Per l'ambasceria veniva fissato al D. un compenso di 4.000 scudi d'oro all'anno, da pagarsi a rate trimestrali, con l'obbligo di mantenere 20 persone, dal segretario, il milanese Bernardo Cremosano, al cuoco. Il D. per parte sua, giunto a Barcellona il 13 giugno 1602 e a Valladolid il 16 luglio, ottenne dal re di Spagna una dimora conveniente al suo rango, con la clausola che essa, o analoga, sarebbe stata fornita anche ai suoi successori, e che, qualora ciò fosse impossibile, sarebbero stati versati loro 500 scudi, considerato che il governo genovese procurava l'abitazione all'ambasciatore spagnolo a Genova. Negli anni seguenti, poiché i successori del D. ebbero difficoltà ad ottenere l'adempimento di questa convenzione da parte del governo spagnolo, molte istruzioni agli ambasciatori genovesi a Madrid vi fanno riferimento. per ricordare agli interessati (Costantino Pinelli nel 1621, Giambattista Serra nel 1622, Giovan Battista Saluzzo nel 1629 e molti altri ancora) l'abilità del D. nell'ottenerlo e l'opportunità di pretenderlo.
Nella sua ultima lettera al governo del 30 ott. 1604 il D. si dichiarava ammalato, e il successivo 20 novembre il suo segretario ne annunciava la morte avvenuta a Valladolid.
Anche la vedova, Luisa Sauli, scriveva in tal senso il 27 novembre. Il 21 dicembre il governo genovese, in attesa di nominare il successore del D., incaricava Battista Centurione di prendere in consegna dalla vedova tutte le carte dell'ambasciata e di farne l'inventario. Probabilmente la vedova tornò a Genova, certo l'unico figlio del D., Giacomo, fu ascritto ventenne nel 1607 nel Libro della nobiltà di Genova.

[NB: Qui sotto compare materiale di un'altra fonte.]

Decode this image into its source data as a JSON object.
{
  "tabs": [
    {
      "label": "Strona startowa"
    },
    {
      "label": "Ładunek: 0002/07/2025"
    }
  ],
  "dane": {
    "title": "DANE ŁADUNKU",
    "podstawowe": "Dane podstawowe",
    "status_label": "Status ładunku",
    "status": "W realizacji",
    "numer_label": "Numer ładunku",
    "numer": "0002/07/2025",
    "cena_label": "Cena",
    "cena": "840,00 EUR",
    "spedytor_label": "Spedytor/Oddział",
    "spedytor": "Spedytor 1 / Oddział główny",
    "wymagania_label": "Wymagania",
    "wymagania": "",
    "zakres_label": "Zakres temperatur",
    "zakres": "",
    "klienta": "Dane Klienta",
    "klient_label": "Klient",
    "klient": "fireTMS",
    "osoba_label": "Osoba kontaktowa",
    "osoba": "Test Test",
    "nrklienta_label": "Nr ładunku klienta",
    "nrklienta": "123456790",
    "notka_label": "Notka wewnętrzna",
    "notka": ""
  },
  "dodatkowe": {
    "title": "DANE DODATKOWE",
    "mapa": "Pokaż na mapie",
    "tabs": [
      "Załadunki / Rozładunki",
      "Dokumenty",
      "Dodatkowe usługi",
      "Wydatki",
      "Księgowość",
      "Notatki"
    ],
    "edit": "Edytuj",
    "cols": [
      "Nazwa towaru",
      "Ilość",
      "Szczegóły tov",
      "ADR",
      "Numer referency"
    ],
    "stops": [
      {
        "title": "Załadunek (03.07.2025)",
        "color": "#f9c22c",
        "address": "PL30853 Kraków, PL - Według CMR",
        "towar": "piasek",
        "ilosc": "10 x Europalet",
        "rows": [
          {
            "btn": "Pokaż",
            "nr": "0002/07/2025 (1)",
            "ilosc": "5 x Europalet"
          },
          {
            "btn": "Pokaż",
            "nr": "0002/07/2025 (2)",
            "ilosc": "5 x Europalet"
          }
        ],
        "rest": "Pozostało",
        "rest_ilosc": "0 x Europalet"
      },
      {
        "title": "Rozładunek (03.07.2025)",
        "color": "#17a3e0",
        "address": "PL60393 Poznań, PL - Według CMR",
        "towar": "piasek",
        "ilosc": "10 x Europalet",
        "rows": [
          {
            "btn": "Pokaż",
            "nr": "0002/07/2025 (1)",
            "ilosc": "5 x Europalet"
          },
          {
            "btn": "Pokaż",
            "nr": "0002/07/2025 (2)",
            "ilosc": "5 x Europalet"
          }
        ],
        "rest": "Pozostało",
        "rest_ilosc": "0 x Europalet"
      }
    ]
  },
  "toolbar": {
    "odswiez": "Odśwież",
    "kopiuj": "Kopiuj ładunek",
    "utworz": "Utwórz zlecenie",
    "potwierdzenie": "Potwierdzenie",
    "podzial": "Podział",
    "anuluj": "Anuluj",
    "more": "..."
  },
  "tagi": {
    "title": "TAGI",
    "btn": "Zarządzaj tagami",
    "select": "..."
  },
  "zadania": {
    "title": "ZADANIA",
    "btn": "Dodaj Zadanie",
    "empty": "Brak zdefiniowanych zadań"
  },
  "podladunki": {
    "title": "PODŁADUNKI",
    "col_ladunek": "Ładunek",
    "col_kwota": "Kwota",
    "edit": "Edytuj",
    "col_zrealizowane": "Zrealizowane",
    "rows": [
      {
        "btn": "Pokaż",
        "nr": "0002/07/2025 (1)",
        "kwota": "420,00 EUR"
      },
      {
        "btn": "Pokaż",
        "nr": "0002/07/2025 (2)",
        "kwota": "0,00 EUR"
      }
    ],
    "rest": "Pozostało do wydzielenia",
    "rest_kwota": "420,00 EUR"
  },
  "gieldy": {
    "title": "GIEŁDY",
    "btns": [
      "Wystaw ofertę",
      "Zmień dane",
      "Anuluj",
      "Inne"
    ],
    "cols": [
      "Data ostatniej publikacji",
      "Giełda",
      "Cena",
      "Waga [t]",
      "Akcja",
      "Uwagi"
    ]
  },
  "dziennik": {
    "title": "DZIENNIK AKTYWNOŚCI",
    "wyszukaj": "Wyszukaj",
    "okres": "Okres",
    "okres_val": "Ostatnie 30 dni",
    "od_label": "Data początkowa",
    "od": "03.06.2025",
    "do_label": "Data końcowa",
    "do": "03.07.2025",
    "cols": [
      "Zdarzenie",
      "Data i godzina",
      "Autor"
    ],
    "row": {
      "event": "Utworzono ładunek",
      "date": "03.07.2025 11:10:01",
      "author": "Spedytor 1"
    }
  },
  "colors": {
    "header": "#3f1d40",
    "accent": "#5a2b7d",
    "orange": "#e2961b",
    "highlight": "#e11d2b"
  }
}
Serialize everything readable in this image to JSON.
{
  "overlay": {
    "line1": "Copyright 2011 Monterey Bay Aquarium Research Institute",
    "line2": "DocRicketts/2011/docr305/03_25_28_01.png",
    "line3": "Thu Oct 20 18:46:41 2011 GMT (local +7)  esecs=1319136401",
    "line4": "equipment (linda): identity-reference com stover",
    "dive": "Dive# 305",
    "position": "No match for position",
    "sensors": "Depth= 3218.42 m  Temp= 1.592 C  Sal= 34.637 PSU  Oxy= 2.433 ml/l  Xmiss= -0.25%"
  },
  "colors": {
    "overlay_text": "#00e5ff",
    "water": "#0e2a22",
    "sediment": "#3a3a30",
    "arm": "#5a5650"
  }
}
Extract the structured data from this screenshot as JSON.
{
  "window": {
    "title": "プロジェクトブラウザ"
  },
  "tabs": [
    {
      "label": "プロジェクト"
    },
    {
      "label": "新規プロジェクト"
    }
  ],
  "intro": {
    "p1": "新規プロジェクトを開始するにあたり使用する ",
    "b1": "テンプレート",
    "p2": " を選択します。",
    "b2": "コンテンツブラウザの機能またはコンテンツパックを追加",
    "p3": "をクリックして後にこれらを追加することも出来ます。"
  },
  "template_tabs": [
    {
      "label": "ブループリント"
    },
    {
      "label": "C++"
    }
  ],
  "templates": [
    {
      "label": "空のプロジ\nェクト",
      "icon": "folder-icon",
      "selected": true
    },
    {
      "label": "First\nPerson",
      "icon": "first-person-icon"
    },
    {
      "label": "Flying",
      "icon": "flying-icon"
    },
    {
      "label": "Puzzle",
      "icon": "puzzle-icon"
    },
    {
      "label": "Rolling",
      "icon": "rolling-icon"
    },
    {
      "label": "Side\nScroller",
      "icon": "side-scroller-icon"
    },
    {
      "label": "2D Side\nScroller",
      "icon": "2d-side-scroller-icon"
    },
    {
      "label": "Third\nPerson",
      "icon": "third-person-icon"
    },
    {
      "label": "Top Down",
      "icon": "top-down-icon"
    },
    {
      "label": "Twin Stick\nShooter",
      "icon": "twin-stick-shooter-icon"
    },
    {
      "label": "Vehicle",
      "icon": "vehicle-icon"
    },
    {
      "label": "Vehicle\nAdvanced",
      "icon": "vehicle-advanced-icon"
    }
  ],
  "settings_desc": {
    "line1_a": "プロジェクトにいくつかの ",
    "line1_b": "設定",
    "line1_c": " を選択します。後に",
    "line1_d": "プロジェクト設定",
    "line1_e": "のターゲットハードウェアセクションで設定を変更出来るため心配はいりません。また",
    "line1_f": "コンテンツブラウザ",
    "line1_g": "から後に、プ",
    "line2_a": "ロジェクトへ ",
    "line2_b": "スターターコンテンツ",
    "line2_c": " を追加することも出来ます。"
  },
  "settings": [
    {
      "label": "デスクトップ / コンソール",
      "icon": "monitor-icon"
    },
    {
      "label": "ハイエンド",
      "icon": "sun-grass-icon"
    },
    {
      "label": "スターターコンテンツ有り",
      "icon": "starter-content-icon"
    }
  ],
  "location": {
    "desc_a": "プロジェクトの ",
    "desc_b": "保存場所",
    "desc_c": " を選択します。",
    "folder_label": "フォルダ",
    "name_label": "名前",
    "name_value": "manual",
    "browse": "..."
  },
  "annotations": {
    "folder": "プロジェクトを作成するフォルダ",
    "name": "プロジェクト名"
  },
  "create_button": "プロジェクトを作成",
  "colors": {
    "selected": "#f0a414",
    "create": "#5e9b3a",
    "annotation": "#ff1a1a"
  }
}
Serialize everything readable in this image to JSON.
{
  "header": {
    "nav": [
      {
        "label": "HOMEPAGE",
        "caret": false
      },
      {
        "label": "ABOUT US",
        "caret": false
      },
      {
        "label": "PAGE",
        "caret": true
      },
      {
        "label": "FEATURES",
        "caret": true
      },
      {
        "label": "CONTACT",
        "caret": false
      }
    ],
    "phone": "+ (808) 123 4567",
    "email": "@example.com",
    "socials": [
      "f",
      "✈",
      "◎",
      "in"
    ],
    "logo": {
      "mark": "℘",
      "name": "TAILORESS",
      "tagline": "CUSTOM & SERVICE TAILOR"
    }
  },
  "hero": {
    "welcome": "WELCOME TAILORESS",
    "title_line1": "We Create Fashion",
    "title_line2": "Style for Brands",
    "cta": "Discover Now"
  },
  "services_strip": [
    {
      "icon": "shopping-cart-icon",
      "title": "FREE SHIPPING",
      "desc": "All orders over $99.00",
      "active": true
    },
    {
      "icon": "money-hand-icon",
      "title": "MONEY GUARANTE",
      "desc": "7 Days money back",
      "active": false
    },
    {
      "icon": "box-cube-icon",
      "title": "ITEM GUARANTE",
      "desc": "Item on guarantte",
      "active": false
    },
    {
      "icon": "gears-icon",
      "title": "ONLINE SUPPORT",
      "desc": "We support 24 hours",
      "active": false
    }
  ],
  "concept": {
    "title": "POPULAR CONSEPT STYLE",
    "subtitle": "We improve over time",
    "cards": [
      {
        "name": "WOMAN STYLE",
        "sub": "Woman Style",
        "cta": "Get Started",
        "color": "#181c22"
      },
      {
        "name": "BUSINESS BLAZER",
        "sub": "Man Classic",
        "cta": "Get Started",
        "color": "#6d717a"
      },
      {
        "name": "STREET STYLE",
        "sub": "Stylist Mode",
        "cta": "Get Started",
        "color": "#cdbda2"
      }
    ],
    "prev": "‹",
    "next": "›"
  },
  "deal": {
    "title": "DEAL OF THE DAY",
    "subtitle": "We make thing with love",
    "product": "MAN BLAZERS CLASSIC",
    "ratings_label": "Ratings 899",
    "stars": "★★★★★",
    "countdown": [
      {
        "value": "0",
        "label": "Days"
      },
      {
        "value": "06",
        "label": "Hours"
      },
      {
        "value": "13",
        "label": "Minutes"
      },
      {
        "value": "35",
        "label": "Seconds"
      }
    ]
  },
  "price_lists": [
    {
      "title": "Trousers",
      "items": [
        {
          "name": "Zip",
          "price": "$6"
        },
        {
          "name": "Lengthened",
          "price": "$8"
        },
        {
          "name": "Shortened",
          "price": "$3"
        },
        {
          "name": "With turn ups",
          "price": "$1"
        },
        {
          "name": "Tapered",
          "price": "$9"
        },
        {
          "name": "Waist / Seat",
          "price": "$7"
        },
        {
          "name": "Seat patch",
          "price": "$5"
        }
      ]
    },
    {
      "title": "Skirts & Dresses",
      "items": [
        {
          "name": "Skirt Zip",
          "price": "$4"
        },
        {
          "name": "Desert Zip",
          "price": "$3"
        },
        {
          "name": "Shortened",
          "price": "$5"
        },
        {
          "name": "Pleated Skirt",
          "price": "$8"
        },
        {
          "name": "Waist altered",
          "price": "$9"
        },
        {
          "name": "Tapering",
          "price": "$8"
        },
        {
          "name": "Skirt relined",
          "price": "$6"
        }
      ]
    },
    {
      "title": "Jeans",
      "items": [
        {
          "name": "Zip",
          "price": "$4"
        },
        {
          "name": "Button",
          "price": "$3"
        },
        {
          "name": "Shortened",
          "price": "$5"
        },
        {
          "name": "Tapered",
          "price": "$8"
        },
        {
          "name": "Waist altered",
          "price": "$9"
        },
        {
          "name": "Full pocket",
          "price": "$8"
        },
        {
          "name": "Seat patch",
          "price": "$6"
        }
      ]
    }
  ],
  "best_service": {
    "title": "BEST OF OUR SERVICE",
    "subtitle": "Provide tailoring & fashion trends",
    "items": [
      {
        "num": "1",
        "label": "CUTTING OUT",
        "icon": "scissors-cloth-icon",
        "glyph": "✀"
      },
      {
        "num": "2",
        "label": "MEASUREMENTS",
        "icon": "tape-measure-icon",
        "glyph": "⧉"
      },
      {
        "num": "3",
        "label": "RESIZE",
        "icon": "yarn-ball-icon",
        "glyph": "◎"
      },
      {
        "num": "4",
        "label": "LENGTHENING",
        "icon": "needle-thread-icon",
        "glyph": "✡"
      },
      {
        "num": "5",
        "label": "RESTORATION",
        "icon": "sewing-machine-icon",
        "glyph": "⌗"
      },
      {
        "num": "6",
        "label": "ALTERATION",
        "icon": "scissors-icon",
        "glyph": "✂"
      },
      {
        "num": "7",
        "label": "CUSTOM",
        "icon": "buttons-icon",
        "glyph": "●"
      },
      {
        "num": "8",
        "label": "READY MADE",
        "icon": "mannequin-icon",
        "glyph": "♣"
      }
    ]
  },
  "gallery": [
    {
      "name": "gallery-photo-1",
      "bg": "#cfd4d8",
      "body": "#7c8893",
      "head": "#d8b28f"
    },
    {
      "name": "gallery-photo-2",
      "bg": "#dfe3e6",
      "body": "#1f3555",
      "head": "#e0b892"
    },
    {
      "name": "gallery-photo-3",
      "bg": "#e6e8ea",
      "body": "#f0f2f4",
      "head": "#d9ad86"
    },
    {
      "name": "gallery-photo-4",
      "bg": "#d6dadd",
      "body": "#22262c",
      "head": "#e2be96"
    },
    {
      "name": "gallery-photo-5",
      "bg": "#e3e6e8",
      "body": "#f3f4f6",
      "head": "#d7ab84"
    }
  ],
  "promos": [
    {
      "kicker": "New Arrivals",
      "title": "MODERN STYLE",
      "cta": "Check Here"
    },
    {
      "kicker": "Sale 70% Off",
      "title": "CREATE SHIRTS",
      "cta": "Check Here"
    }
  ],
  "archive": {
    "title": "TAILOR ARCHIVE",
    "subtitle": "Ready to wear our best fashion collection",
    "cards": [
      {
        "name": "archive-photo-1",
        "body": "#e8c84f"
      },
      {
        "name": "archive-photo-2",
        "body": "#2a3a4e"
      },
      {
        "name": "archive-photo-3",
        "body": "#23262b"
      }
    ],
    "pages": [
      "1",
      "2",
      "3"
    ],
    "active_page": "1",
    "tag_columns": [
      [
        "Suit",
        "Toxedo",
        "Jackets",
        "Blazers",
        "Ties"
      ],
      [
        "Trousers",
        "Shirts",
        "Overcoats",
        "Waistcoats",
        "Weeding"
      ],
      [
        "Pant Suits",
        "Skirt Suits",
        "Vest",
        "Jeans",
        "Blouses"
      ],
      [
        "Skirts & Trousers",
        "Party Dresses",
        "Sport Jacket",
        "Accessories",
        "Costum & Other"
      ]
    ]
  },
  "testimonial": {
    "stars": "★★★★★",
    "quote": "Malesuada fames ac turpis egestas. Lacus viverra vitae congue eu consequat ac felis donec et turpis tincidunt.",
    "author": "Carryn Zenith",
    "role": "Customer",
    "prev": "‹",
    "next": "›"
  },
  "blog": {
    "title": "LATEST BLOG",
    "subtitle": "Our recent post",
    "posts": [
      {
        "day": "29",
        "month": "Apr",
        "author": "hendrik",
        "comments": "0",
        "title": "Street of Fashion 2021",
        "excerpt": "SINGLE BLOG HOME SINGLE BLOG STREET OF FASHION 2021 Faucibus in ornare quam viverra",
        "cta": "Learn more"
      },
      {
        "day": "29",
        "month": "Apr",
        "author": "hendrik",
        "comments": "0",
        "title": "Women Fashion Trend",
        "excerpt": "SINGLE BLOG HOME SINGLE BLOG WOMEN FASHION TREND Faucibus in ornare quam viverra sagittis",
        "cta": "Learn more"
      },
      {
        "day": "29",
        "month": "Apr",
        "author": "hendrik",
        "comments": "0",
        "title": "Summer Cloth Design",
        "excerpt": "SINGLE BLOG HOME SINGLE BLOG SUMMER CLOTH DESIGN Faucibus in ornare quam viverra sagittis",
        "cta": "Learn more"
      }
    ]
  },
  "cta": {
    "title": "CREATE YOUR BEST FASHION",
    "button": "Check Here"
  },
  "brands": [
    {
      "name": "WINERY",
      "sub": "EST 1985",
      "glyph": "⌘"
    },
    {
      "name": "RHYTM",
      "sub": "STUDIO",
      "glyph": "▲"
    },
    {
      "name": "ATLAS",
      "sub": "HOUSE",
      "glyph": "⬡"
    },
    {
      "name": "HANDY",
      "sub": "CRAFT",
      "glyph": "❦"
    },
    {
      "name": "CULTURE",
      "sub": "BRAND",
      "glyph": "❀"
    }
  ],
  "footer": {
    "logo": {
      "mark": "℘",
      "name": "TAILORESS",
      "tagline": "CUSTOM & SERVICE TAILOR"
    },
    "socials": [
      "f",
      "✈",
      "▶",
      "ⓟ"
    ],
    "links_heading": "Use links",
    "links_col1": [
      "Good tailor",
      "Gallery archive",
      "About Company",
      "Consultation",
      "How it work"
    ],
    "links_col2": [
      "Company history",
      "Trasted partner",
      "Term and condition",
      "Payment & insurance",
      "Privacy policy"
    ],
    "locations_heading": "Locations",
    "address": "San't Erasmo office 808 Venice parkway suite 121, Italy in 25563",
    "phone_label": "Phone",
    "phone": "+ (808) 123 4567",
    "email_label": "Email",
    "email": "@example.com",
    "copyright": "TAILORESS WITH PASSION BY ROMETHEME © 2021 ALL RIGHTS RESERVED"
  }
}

Fonti e Bibl.: Arch. di Stato di Genova, mss. 454, cc. 6v, 35v; Genova, Civica Bibl. Berio, m.r. X. 2. 168: L. Della Cella, Famiglie di Genova, cc. 921-922, Istruzioni e relazioni degli ambasciatori genovesi, a cura di R. Ciasca, Roma 1951, I, pp. 347 s., 356, 387, 392; II, pp. 119, 27, 183, 219; F. Poggi, Le guerre civili di Genova in relazione a un documento economico finanziario dell'anno 1576, in Atti d. Soc. ligure di st. patria, LIV (1930), pp. i 16, 160; V.Vitale, Diplomatici e consoli della Repubblica di Genova, ibid., LXIII (1934), pp. 71, 169;G. Guelfi Camajani, Il "Liber nobilitatis Genuensis" e il governo della Repubblica fino al 1797, Firenze 1965, c. 331.